We had a fun moment. I'm not a fiber tech or line tech or broadband guy. I just handle the CMTS, and that's where most of my experience sits. I clearly need to expand that.
Someone decided to swap out EDFA's, in order to make "all of them the same," but in the process he put in a high gain device where there should not have been, which screwed all of the levels up on the RF side.
I had him put a 1dB light pad on the output, which dropped the RF on average about 1.82dB, and brought things generally within spec enough for us to carry on.
I'm really wanting to find some sort of guideline or line of math that I can do to figure out what the RF/Light levels should be based off of whatever variables I need.
not the same. your RF power is not equivalent to the light.
what equipment are you working on and what are you trying to accomplish? The RFOG spec governs acceptable light and RF power levels.
We had a fun moment. I'm not a fiber tech or line tech or broadband guy. I just handle the CMTS, and that's where most of my experience sits.
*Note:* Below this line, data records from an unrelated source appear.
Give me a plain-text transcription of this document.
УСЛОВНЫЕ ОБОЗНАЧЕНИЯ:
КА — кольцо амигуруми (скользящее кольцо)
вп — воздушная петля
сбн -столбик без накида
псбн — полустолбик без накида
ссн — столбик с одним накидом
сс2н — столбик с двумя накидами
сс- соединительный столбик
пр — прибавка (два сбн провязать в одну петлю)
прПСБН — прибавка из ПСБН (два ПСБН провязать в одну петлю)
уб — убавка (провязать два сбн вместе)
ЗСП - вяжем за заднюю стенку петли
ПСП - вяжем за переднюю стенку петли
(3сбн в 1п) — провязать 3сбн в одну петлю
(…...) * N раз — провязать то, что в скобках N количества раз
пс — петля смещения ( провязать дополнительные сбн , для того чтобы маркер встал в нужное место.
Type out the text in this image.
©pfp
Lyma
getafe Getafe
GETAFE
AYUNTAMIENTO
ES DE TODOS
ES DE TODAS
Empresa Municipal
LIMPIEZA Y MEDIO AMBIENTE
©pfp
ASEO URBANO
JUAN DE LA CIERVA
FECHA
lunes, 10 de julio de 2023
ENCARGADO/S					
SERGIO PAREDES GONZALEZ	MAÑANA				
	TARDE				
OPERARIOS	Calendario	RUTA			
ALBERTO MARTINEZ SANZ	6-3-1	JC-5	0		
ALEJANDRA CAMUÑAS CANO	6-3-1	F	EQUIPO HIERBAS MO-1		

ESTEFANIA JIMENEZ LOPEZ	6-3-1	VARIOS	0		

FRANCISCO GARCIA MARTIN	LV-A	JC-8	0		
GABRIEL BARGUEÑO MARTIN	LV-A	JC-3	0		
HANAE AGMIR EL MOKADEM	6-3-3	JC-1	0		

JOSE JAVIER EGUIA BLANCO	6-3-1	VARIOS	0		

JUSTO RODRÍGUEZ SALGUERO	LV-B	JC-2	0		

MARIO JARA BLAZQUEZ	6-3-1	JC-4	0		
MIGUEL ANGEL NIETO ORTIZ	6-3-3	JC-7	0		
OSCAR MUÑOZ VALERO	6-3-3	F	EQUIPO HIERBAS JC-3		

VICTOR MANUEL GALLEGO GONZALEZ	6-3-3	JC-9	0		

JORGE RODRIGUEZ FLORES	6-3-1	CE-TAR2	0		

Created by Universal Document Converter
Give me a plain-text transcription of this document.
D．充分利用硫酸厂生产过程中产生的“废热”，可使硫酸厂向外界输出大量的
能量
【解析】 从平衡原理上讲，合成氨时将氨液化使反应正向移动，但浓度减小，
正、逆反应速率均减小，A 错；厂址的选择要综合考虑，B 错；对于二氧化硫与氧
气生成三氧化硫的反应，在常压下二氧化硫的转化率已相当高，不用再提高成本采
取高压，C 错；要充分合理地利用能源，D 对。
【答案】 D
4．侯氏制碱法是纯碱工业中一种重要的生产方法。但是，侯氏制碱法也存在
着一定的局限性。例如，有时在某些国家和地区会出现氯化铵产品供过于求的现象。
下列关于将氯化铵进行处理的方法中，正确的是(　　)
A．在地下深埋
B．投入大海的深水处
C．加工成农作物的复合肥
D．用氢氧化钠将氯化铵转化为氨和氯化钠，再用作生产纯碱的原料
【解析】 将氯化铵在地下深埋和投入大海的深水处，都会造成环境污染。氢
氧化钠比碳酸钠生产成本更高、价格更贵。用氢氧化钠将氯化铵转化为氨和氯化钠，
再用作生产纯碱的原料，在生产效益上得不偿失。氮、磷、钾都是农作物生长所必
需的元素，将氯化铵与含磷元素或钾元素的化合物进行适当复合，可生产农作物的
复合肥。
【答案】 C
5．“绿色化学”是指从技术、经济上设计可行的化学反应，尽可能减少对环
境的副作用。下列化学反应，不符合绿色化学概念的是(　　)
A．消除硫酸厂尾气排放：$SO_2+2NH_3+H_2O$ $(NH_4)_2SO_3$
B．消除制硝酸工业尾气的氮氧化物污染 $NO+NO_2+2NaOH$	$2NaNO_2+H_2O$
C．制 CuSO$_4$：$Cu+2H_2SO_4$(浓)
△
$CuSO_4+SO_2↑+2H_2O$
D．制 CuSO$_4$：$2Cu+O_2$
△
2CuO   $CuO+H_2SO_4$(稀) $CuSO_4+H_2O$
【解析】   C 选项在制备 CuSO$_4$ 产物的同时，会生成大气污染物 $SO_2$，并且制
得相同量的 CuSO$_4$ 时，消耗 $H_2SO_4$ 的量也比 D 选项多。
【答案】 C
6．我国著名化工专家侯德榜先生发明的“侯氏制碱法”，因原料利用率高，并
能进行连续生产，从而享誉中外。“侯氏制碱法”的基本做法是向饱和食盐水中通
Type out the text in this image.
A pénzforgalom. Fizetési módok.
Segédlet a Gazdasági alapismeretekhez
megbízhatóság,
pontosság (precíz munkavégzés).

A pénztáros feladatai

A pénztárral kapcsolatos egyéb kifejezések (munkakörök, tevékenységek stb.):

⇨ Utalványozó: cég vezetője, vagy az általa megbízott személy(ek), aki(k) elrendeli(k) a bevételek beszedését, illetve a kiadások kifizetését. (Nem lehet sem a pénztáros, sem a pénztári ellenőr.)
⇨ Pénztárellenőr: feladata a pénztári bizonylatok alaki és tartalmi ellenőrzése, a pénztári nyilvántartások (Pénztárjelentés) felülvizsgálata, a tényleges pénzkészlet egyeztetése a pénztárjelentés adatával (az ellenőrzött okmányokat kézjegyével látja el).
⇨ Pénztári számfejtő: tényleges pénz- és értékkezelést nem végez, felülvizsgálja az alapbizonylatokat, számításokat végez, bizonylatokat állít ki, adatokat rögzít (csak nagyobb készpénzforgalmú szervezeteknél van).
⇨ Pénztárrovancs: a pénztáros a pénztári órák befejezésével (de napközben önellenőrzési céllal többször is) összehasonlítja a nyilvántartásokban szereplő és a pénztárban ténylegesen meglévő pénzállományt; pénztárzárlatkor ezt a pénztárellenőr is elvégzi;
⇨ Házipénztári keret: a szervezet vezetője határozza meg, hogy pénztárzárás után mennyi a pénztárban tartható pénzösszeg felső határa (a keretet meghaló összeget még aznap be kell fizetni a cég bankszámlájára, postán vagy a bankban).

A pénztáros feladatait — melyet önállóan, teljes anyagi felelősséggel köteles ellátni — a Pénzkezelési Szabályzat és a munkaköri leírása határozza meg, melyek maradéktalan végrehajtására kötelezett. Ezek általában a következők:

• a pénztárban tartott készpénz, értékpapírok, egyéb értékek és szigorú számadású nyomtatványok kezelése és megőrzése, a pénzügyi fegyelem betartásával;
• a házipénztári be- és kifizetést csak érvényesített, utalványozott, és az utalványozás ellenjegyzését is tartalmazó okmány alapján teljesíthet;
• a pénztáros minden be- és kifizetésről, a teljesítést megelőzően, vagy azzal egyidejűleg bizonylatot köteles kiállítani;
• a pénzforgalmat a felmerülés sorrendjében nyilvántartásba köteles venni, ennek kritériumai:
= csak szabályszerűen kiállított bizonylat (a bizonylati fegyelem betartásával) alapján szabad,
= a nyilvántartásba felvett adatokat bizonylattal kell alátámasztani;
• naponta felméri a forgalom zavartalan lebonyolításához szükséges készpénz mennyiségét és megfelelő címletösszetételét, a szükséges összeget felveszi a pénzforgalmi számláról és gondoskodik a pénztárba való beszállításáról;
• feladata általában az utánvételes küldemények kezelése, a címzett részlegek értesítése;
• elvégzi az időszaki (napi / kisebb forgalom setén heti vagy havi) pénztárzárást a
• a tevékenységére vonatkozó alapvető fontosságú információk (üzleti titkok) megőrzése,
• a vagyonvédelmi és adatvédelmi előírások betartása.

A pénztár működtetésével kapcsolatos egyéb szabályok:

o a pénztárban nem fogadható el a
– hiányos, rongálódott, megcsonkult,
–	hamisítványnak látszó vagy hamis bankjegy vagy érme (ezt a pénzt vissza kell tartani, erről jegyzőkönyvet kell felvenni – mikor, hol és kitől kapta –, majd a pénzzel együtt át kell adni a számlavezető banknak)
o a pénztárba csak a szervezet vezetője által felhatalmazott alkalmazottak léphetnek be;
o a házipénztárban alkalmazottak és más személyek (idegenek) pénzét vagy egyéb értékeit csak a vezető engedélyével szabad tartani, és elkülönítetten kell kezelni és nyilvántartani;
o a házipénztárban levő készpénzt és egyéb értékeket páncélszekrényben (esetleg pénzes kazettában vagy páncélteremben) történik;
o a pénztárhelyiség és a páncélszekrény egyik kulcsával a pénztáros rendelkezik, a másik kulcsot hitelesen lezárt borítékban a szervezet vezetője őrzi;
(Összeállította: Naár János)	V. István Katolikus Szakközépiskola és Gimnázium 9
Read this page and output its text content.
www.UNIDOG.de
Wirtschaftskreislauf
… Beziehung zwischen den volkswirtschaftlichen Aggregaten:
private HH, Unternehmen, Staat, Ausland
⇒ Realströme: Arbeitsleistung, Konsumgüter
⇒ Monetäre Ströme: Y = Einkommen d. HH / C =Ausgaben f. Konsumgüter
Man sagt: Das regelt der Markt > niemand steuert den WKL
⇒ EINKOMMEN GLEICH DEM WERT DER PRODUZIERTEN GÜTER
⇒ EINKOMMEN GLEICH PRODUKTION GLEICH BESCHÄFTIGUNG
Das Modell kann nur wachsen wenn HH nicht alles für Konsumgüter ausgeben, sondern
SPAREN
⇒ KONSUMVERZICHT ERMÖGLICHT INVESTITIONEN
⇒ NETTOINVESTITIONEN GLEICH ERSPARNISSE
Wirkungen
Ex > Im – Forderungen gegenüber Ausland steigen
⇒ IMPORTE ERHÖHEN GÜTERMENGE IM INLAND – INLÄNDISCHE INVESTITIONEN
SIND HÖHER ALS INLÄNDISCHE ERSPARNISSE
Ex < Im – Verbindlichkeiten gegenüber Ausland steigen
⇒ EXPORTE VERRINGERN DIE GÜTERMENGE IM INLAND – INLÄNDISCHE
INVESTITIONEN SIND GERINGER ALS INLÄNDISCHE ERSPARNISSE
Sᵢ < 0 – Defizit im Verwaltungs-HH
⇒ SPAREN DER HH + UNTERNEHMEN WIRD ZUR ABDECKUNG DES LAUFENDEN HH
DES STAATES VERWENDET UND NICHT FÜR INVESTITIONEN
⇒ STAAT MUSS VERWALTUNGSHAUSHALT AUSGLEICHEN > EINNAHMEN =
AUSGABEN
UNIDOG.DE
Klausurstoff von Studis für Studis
I clearly need to expand that.
Someone decided to swap out EDFA's, in order to make "all of them the same," but in the process he put in a high gain device where there should not have been, which screwed all of the levels up on the RF side.
I had him put a 1dB light pad on the output, which dropped the RF on average about 1.82dB, and brought things generally within spec enough for us to carry on.
I'm really wanting to find some sort of guideline or line of math that I can do to figure out what the RF/Light levels should be based off of whatever variables I need.